Movie Review ~ Christmas with You

The Facts:

Synopsis: Feeling career burnout, pop star Angelina escapes to grant a young fan’s wish in small-town New York, where she not only finds the inspiration to revitalize her career but also a shot at true love.
Stars: Freddie Prinze Jr., Aimee Garcia, Deja Monique Cruz, Zenzi Williams, Lawrence J. Hughes
Director:  Gabriela Tagliavini
Rated: NR
Running Length: 89 minutes
TMMM Score: (4/10)
Review:  Watching Christmas with You is a bit like opening your refrigerator after having the family over for a big dinner the night before and perusing the leftovers of the homemade meal sealed tight in Tupperware. The food has retained its flavor and warms up fine, but it doesn’t taste as good as it did in the first round. Ultimately you start to pick at it before soldiering through to clean your plate and not create waste. You wouldn’t go back for a second helping, but the meal served its purpose, and the indigestion isn’t too terrible. 

A week after Netflix released the Lindsay Lohan-led Falling for Christmas, the streaming service delivers Christmas with You, starring another celeb two decades removed from being the headliner of feature films. Freddie Prinze Jr. was never what you would call a ‘bankable’ star but was a unique kind of heartthrob that boasted bad boy looks but a cheerily non-threatening disposition. Married for over twenty years to fellow former teen star Sarah Michelle Gellar (who recently popped up in Do Revenge), Prinze has always excelled at playing a nice guy, and moving into ‘dad’ mode was an inevitable transition he would be a natural at.

In Christmas with You, Prinze is a widowed high school music teacher with a daughter (Deja Monique Cruz) preparing for her quinceañera during the busy holiday season. He’s also occasionally been plunking away at a Christmas song, an old habit from playing piano with a band. An active social media user, his daughter Cristina is a massive fan of pop star Angelina (Aimee Garcia, RoboCop) and posts a message to Instagram singing one of her idol’s songs and adding a personal note about wanting to meet her.

Luckily, Angelina, feeling the creep of time and newer talent nipping at her heels, is scrolling through at the right moment and is touched by this message. Especially hitting home is both Cristina and Angelina lost their mothers at a young age. When Angelina is asked to record a Christmas song for an upcoming gala instead of singing her old hits, she panics and hightails it out of town with her assistant Monique (Zenzi Williams, Black Panther) in tow. Remembering Cristina’s video and that she lives a few hours away, she impulsively directs Monique to drive them to the tiny town where she’ll make Cristina’s wish come true, find her song, and discover love when she least expected it.

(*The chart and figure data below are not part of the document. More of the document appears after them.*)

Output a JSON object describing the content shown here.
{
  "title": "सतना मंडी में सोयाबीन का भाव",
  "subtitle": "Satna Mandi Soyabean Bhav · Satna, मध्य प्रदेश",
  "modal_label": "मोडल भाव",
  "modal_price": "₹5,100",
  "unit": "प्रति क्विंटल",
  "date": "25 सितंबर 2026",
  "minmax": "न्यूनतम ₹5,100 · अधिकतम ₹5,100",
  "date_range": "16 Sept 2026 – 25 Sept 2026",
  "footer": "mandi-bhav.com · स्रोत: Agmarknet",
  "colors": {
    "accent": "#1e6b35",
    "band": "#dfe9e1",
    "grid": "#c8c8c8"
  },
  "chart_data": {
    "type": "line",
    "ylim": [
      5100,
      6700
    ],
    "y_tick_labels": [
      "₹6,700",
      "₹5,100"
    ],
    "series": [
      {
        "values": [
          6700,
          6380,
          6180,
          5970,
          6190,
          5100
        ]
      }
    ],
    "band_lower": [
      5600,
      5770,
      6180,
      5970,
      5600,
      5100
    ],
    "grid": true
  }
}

If you’ve seen Marry Me, the Jennifer Lopez/Owen Wilson romance from earlier in 2022 (and, honestly, what are you waiting for?), you already know the central romantic entanglement that follows and even some of its resolution. While that film was a not-so-subtle riff on 1999’s Notting Hill, Christmas with You has some striking similarities with the Lopez vehicle, down to supporting players that get in the way of our leads making their love connection. Not that there is an extreme electric current between Garcia and Prinze; in all honesty, when they start making goo-goo eyes at one another, it feels like they are simply going with the script and not from emotion. If anything, both actors work better, displaying their emotions in scenes with Cruz. 

Anytime you have a plot centered around a “mega-talent,” you want that actor/actress to shine, and Garcia struggles with convincing us that she’s been an international star since she was a pre-teen. Acting-wise, she’s charismatic, but anytime music or dancing is involved, you can see the nervous energy sideline her. In several scenes, Prinze (I Know What You Did Last Summer) also looks a little uncomfortable. Maybe it’s because he towers over Garcia and has to turn his head almost at a 90-degree angle to talk to her when they sit next to one another. There’s also a strange scene where director Gabriela Tagliavini has her two leads adjourn from the warmth of indoors to have a serious conversation sitting outside…while it’s snowing.

As flimsy as it is, I find it tough to want to dismantle Christmas with You too much. The representation showcasing Latino talent in front of and behind the camera is essential and should be encouraged more than anything. You’ve seen worse Christmas movies on other networks, but one does wish this had slightly more going for it. It will do to have on as you decorate your tree or bake your first batch of cookies.